My plan will not authorize a treatment recommended by my health provider (in this case, a specific medication that was prescribed). If treatment is not authorized, my plan will not pay or will reduce payment.

Where to start

The plan’s requirement for preauthorization, including utilization review standards, and its medical criteria or “other evidentiary standards, procedures, or strategies” used to develop its utilization review standards.
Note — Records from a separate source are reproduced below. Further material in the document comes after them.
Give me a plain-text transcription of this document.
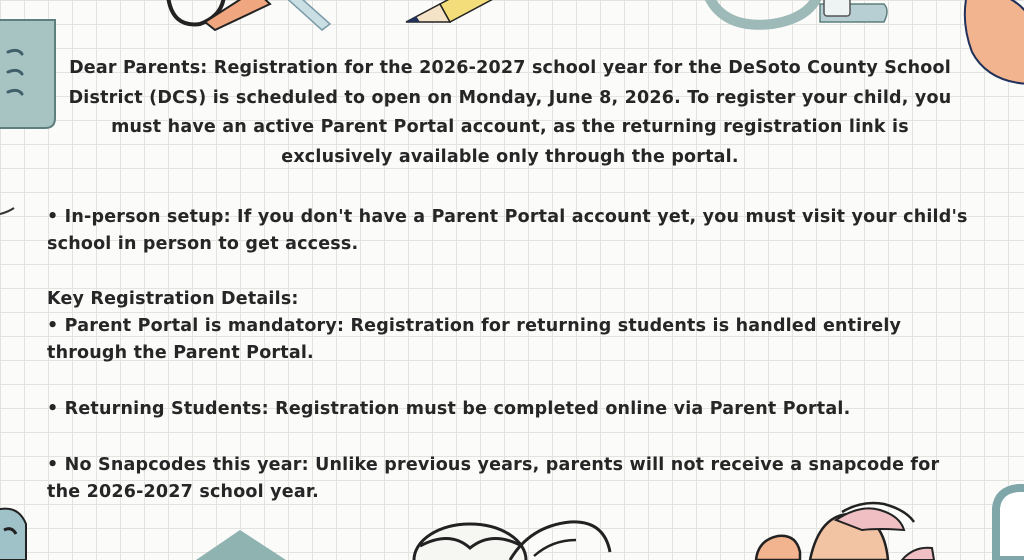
Dear Parents: Registration for the 2026-2027 school year for the DeSoto County School District (DCS) is scheduled to open on Monday, June 8, 2026. To register your child, you must have an active Parent Portal account, as the returning registration link is exclusively available only through the portal.
• In-person setup: If you don't have a Parent Portal account yet, you must visit your child's school in person to get access.
Key Registration Details:
• Parent Portal is mandatory: Registration for returning students is handled entirely through the Parent Portal.
• Returning Students: Registration must be completed online via Parent Portal.
• No Snapcodes this year: Unlike previous years, parents will not receive a snapcode for the 2026-2027 school year.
To determine whether MH/SUD and medical/surgical benefits are being provided comparably, you may request information regarding the basis for determining what MH/SUD and medical/surgical benefits are subject to utilization review. This includes information about the medical guidelines, costs, or other factors supporting the basis for the application of the utilization review standard. This may include the following:

  1. Medical necessity criteria;
  2. Utilization review standards (see the previous Scenario);
  3. Other factors related to imposing a utilization review requirement on a particular MH/SUD benefit being sought, such as cost or whether it is considered clinically effective.

For example, plans and insurers often use reports of pharmacy and therapeutics committees to decide how to cover prescription drug benefits. These reports should be requested in order to determine parity in prescription drug benefits.

You also can request any analyses the plan has performed to verify whether the plan complies with MHPAEA.

When can I get these documents?

Promptly, but generally not later than 30 days after your request. Shorter time limits apply in the case of urgent care claims.